Melted

Photos, 2011

Melted soldiers, in pain and valiant, land on unknown beaches. Between the celebration of heroes and the reality of mutilations, how far will their derisory courage take them? How far can the wounds in their flesh go, in their disarticulated limbs, before they give up, defeated?

Des soldats fondus, douloureux et vaillants, débarquent sur des plages inconnues. Entre la célébration des héros et la réalité des mutilations, jusqu’où ira leur vaillance dérisoire? Jusqu’où peuvent aller les blessures dans leur chaire, dans leurs membres désarticulés avant que, vaincus, leurs corps s’abandonnent?
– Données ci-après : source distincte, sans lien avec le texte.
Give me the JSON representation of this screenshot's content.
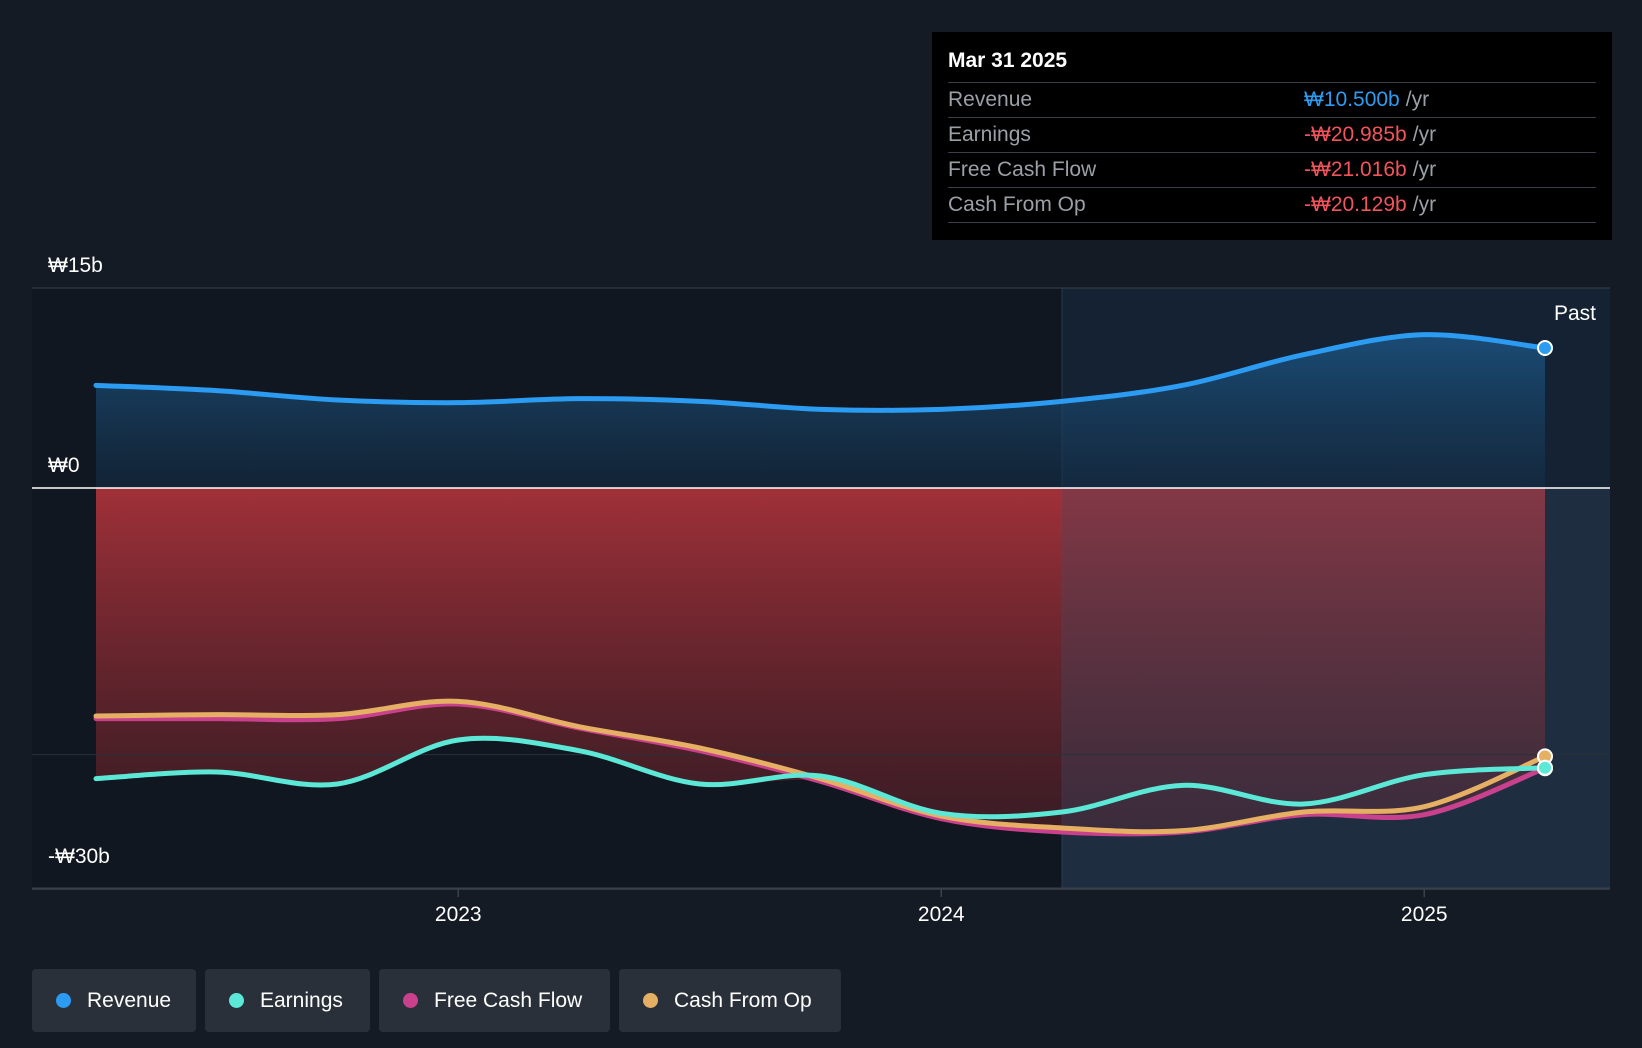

L'Encyclopédie des guerres

Text based on the work MELTED
By Joël Baqué

– J'aimerais commencer par Je me souviens, rien qu'une fois, pour voir.
– Je me souviens de ma perte de confiance dans la chose imprimée quand j'ai lu marsien avec un s au lieu de martien avec un t dans Pif Gadget. En plus, le désintégrateur ne fonctionnait pas !
– Tiens! J'ai les mêmes initiales que Joe Brainard! Et le même nombre de syllabes que Georges Perec ! (mais pas de barbiche).
– Comme les biscottes, les souvenirs tassés tout au fond sont en miettes.
– Les souvenirs d'enfance étant écrits par des adultes restent au format d'un rétroviseur.
– Les souvenirs palestiniens de Chantal Dugave sont des souvenirs d’adulte moulés dans des jouets d’enfants.
– A Béziers, l'été, on crachait par terre tandis que les poignées de plastique pailleté des vélos fondaient au soleil (les gosses qui crachent pour s'occuper sont les gosses de ceux qui triment pour rester pauvres).
– Les soldats en plastique de Chantal Dugave fondent aussi, mais pas au soleil.
– Un ami de mon frère fabriquait un pastis qui rendait aveugle. Il avait été chimiste dans une usine de plastique pour poignées de vélo et moto (sûrement celles qui fondaient au soleil avec leurs paillettes !). Les buveurs de ce pastis n’auraient pas pu voir les photos de Chantal Dugave.
– Les souvenirs ne sont pas des legos.
– Les souvenus n'aimeraient pas tous qu'on se souvienne d'eux, mais la plupart si.
– La plupart des oubliés aimeraient qu'on se souvienne d'eux.
– Dans ses photos, Chantal Dugave se souvient de tous les soldats fondus au chaudron de la guerre (et de tous ceux à venir).
– Les photos de Chantal Dugave savent se souvenir par avance.
– Je me souviens à la verticale comme les monuments aux morts.
– Je ne me rappelle pas avoir pensé à la mort avant qu'elle ait commencé à penser à moi. C'est elle qui a commencé, comme dans les photos de Chantal Dugave.
– Il est inutile de se souvenir en long, en large et en travers parce que c'est la quatrième dimension la plus intéressante (comme dans les photos de Chantal Dugave).
– Dans les photos de Chantal Dugave, tout n’est pas vrai mais rien n’est faux.
– Je ne me souviens pas à la chaîne, mais à la ligne.
– C’est chalumeau en main que Chantal Dugave se souvient.
– Est-ce qu'avoir du talent, c'est créer de l'évidence? Face aux photos de Chantal Dugave, il y a une évidence.